O desmatamento na Amazônia alcançou o menor índice dos últimos sete anos no semestre encerrado em janeiro de 2026. De acordo com o Instituto do Homem e Meio Ambiente da Amazônia (Imazon), a redução foi de 41% em relação ao mesmo período anterior.

Apesar da queda expressiva, o estado do Amazonas permanece entre os três que mais desmataram na região, ao lado do Pará e do Acre.

Dados do Sistema de Alerta de Desmatamento indicam que, entre agosto de 2025 e janeiro de 2026, três municípios amazonenses concentraram as maiores áreas devastadas no estado. Segundo Raíssa Ferreira, pesquisadora do Imazon, o cenário acende um alerta, especialmente pelo avanço da destruição no norte do Amazonas, onde está localizado o maior bloco contínuo de áreas protegidas do mundo.

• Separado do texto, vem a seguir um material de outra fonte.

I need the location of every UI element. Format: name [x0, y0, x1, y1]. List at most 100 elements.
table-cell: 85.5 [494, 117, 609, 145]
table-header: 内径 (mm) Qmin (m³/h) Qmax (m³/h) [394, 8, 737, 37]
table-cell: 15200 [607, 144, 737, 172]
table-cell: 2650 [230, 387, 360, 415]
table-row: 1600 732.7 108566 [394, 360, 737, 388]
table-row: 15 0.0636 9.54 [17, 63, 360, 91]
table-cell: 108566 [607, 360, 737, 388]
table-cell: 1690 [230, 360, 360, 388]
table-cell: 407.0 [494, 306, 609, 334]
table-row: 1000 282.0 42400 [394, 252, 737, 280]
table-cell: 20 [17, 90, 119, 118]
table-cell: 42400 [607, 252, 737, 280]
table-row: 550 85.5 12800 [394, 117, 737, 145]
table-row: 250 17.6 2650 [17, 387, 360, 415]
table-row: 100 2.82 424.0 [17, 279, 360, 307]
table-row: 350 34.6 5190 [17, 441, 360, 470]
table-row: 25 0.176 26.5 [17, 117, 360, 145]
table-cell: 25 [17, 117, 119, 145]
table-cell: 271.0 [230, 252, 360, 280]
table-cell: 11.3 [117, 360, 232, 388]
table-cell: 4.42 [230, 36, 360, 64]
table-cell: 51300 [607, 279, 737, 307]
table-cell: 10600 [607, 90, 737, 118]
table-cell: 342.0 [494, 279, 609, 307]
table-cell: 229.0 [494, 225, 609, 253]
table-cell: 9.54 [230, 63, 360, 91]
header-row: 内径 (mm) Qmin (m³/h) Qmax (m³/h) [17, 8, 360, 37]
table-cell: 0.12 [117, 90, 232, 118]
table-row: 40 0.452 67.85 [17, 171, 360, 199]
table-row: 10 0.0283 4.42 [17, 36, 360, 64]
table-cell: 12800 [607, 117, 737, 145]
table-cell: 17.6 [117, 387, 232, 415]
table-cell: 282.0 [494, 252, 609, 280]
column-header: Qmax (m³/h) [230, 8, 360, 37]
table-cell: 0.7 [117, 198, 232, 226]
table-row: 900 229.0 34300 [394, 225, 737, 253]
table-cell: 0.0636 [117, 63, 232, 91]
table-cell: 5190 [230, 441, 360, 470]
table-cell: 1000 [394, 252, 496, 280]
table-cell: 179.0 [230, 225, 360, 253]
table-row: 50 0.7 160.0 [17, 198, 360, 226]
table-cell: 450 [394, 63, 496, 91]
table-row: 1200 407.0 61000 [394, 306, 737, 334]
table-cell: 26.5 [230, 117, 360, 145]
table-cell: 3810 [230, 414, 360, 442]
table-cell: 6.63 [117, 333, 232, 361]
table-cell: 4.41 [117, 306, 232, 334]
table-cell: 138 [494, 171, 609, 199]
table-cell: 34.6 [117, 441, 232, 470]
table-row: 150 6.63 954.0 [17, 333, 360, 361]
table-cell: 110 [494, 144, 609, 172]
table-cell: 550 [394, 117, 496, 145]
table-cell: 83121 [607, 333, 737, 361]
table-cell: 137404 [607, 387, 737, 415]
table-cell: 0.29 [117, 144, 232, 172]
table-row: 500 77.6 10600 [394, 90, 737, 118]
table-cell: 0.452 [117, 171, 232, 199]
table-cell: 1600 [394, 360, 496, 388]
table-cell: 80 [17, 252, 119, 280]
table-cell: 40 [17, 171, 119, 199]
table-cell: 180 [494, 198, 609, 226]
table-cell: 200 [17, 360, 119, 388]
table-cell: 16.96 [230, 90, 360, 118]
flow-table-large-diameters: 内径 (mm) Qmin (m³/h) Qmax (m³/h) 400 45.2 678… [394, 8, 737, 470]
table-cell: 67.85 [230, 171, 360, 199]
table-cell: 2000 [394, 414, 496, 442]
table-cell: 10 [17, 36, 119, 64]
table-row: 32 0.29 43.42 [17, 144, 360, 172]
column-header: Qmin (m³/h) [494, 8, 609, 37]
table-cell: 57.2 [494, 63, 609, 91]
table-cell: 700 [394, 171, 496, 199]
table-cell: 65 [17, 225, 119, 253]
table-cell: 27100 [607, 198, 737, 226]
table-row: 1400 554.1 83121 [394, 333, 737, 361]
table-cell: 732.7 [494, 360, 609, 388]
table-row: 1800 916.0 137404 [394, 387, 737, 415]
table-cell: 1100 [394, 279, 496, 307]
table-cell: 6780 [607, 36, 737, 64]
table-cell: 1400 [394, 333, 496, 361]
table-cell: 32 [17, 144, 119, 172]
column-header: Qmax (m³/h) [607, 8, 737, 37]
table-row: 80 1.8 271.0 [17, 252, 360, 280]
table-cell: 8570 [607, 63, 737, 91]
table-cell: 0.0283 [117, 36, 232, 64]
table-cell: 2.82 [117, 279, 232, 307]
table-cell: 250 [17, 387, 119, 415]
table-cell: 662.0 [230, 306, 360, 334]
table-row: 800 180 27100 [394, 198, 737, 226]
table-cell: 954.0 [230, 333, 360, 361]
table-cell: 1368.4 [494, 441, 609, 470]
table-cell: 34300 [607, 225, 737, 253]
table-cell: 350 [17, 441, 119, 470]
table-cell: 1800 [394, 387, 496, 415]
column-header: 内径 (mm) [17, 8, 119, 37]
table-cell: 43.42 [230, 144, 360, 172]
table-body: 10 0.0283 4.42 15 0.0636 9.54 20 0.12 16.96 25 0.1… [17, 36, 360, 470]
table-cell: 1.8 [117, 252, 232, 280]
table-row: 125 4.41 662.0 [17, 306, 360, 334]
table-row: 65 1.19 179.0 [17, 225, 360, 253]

Por outro lado, o estado apresentou um avanço significativo na redução da degradação florestal — causada principalmente por queimadas e extração de madeira. A área degradada caiu de quase 3 mil km² para apenas 53 km², uma redução de 98%.

Para o Imazon, a diminuição do desmatamento é fundamental para que o Brasil consiga cumprir a meta de desmatamento zero até 2030. No Amazonas, entretanto, o desafio segue sendo equilibrar os avanços na redução da degradação com o fato de ainda figurar entre os estados que mais derrubam floresta na Amazônia Legal.

Cenário geral na Amazônia

  • Em janeiro de 2026, o desmatamento recuou de 133 km² para 83 km².

  • Entre agosto de 2025 e janeiro de 2026, foram devastados 1.195 km² de floresta.

  • A queda é de 74% em comparação com o semestre de 2020/2021, período que registrou recorde de devastação.